Sermon for the Fifth Sunday in Lent

+In the name of the Father and of the Son and of the Holy Ghost. Amen.

I looked back at my sermon from the last time we heard this Gospel reading three years ago, and it turns out that it was the first Sunday we were completely locked down due to Covid. In an attempt at levity in the midst of an otherwise very serious sermon I noted that Martha warned Jesus about opening the tomb, saying “Lord, by this time he stinketh”, and speculating that we might say the same thing after we were let out of our homes again, which at that time I said “in a few weeks.” Little did any of us know that it would be months.

In any event, at that time I said we could identify with our Lord’s reaction to the death of his friend Lazarus, encapsulated in what is famously the shortest verse in the bible: Jesus wept. Though we are no longer home-bound, the state of the world today–war, disaster, economic insecurity–should remind us once again that our God is a God who, in Christ, knows and shares all our sorrows.

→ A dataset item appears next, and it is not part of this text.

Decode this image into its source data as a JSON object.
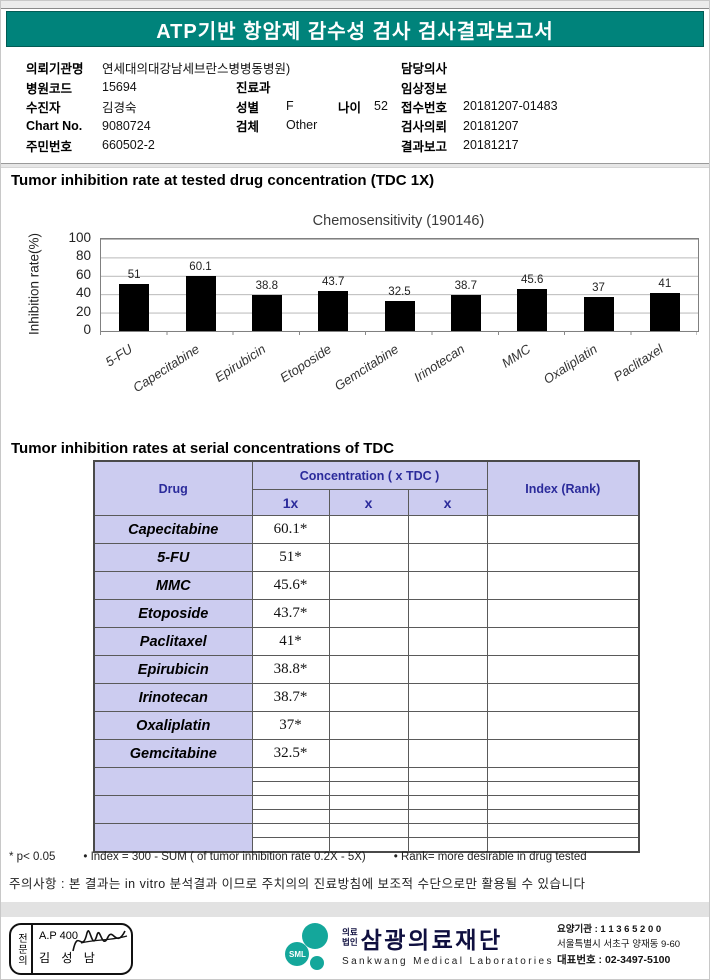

Consider again this moving account. Jesus’ friend Lazarus has died, yet Jesus knows how this story ends. Just in last week’s Gospel, in which Our Lord says the blind man’s condition allowed God’s power to be made manifest, so does he say of Lazarus’ condition: “This… is for the glory of God, that the Son of God might be glorified thereby.” Jesus, who tarries two days in Jerusalem upon hearing of his Lazarus’ sickness, knew by the time he had left for Bethany that his friend had died. Upon his arrival he informs Martha that he intends to raise Lazarus from the dead. And yet, upon approaching the tomb, Jesus weeps. He knows Lazarus will live again, yet his grief is no less real.

My friends, none of us knows how God, in his Providence, has determined to use all the crises which afflict his world to his own divine ends. God knows and will transform whatever the power of evil throws at us to mysteriously and miraculously work his own purposes out. Even so, because we have a God who is not only high and lofty, but who has chosen in Christ Jesus to take on our very nature, we also have a God who despite knowing the ultimate triumph of life nonetheless weeps with us in our grief.

But having a God who suffers with us is not sufficient if that’s all we have to say about God. But thank heavens, we also have a God who is in control, and this reality of having a Lord who is both provident and incarnate is, I believe, the only thing that can satisfy the longing of our hearts for hope in the midst of adversity. To put it plainly, I don’t know how one gets through our life without utter despair without Jesus; thank God we have Jesus, who is our help and our salvation.

We must hold these two truths–that God is in control and that Jesus feels for us–together, lest we believe in a God who is powerless or who is distant. This being the case, I have to amend something I know I’ve said in sermons before (not that I was entirely wrong, but rather that this tension means that sometimes the whole truth is obscured). I know I’ve said in sermons before that the miracles of Jesus are presented differently in John’s Gospel than in the so-called “Synoptic Gospels” of Matthew, Mark, and Luke. Specifically, while those three Gospels use the Greek word dynamis (or “deed of power”) to refer to the miracles, John uses the word seimon (or “sign”), suggesting that each of the “signs” including the raising of Lazarus–point to a truth about God in Christ beyond the act itself.

Now this is true. The raising of Lazarus has something larger to say about Jesus being the Lord of Life in a larger sense. The healing of the man born blind that we heard last week has something larger to say about Christ’s mission to enlighten all and bring spiritual sight to those formerly blinded by sin. The feeding of the five thousand has something larger to say about Jesus’ promise to feed us always with the bread of heaven. One could go on.

Okay, that’s all true, but reading the signs exclusively as signs can give us the incorrect impression that Jesus merely used these needy people as object lessons rather than seeing their humanity and need for the provision of real practical blessings. We need not make that mistake though, and the reason why is found in the text as clear as day. Jesus did not get up and give a talk on the meaning of his miracle at the wedding in Cana. He simply did it (and got a little irritable in the process, if you recall). The five thousand were genuinely hungry. The blind man was oppressed and Jesus both gave him the promise of salvation and refused to accept the pharisees’ nonsense. And, then, most profoundly, Jesus, knowing he was about to raise him from the dead nonetheless keenly felt the loss of his friend and the grief of Mary and Martha and wept openly.

Thus, we have a God who is both all-powerful and all-loving. As we approach again the great and Holy Days which present to us our Lord’s pain and his glory, his passion and his triumph, let us hold fast to the one who alone shamed the powerful with weakness, who alone disclosed divinity through perfect humanity, who alone can save us.

+In the name of the Father and of the Son and of the Holy Ghost. Amen.